Arup unveils building design guidelines for flood recovery
January 18, 2024
Consulting engineering firm Arup has unveiled Resilience-Based Design Initiative (REDI) for Flood guidelines, outlining strategies for combating and recovering from extreme flooding and sea level rise.
As the most recent edition in the firm’s suite of resilience guidelines for the built environment, the volume expands risk management measures to cover more hazards, with the goal of making resilient design standards more mainstream for engineers, architects and building owners. Other REDI editions have addressed earthquakes (2013) and windstorms (2022).
“We are providing designers and building owners a blueprint to achieve much greater confidence in protecting buildings and the core services within them,” says Arup principal Ibbi Almufti.
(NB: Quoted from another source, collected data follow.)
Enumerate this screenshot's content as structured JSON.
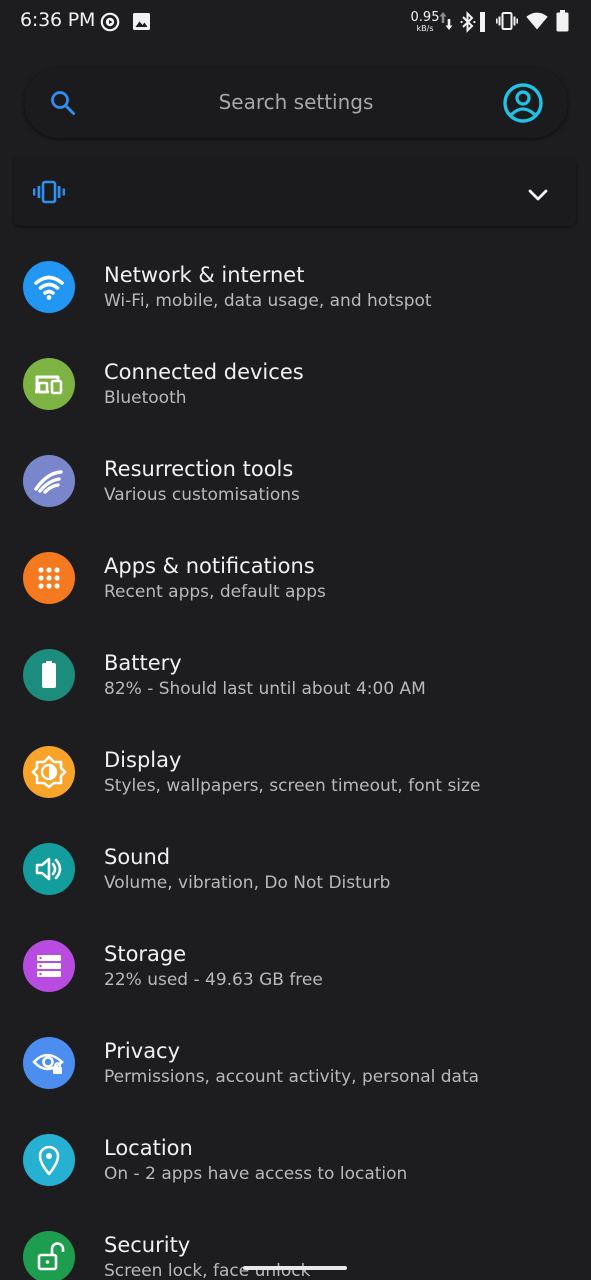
{
  "status_bar": {
    "time": "6:36 PM",
    "net_speed_value": "0.95",
    "net_speed_unit": "kB/s",
    "icons": [
      "media-playing-icon",
      "image-icon",
      "data-arrows-icon",
      "bluetooth-icon",
      "vibrate-icon",
      "wifi-icon",
      "battery-icon"
    ]
  },
  "search": {
    "placeholder": "Search settings",
    "icon": "search-icon",
    "account_icon": "account-circle-icon"
  },
  "conditions": {
    "icon": "vibrate-icon",
    "expand_icon": "chevron-down-icon"
  },
  "items": [
    {
      "title": "Network & internet",
      "summary": "Wi-Fi, mobile, data usage, and hotspot",
      "icon": "wifi-icon",
      "color": "#2196f3"
    },
    {
      "title": "Connected devices",
      "summary": "Bluetooth",
      "icon": "devices-icon",
      "color": "#7cb342"
    },
    {
      "title": "Resurrection tools",
      "summary": "Various customisations",
      "icon": "resurrection-icon",
      "color": "#7986cb"
    },
    {
      "title": "Apps & notifications",
      "summary": "Recent apps, default apps",
      "icon": "apps-grid-icon",
      "color": "#f4791f"
    },
    {
      "title": "Battery",
      "summary": "82% - Should last until about 4:00 AM",
      "icon": "battery-icon",
      "color": "#1c8c7c"
    },
    {
      "title": "Display",
      "summary": "Styles, wallpapers, screen timeout, font size",
      "icon": "brightness-icon",
      "color": "#f8a42a"
    },
    {
      "title": "Sound",
      "summary": "Volume, vibration, Do Not Disturb",
      "icon": "volume-icon",
      "color": "#139d9c"
    },
    {
      "title": "Storage",
      "summary": "22% used - 49.63 GB free",
      "icon": "storage-icon",
      "color": "#b84be0"
    },
    {
      "title": "Privacy",
      "summary": "Permissions, account activity, personal data",
      "icon": "privacy-eye-icon",
      "color": "#4b8ef0"
    },
    {
      "title": "Location",
      "summary": "On - 2 apps have access to location",
      "icon": "location-pin-icon",
      "color": "#26b0d2"
    },
    {
      "title": "Security",
      "summary": "Screen lock, face unlock",
      "icon": "lock-open-icon",
      "color": "#1e9d4e"
    }
  ],
  "accent_color": "#1ec3e6"
}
The newly released guidelines extend beyond existing code requirements to protect buildings and to help restore their functionality and occupancy quickly after flood events. By following their prescriptive design, planning and risk assessment criteria for equipment and utility connections, flood-resistant finishes and materials and other elements, structures can be better-prepared to withstand the growing frequency and intensity of flooding events resulting from climate change.
“REDi for Flood fills a critical gap in conventional building codes, which often neglect climate change and resilience measures, leading to unnecessary losses and excessive recovery efforts,” says Jack Hogan, senior climate change risk and resilience engineer with Arup.
The guidelines address several types of flooding hazards, including coastal (and sea level rise), stormwater (pluvial) and riverine (fluvial). A future 500-year flood is used as the basis of design. Impacts from related hazards—like levee failures and debris flows—are also considered.
The guidelines outline three rating tiers—Silver, Gold and Platinum—representing increasing levels of performance during and after flood events. Platinum- and Gold-rated buildings are designed to be relatively undamaged after major natural disasters, while Silver-rated buildings are expected to sustain some damage but are equipped with measures to hasten their recovery.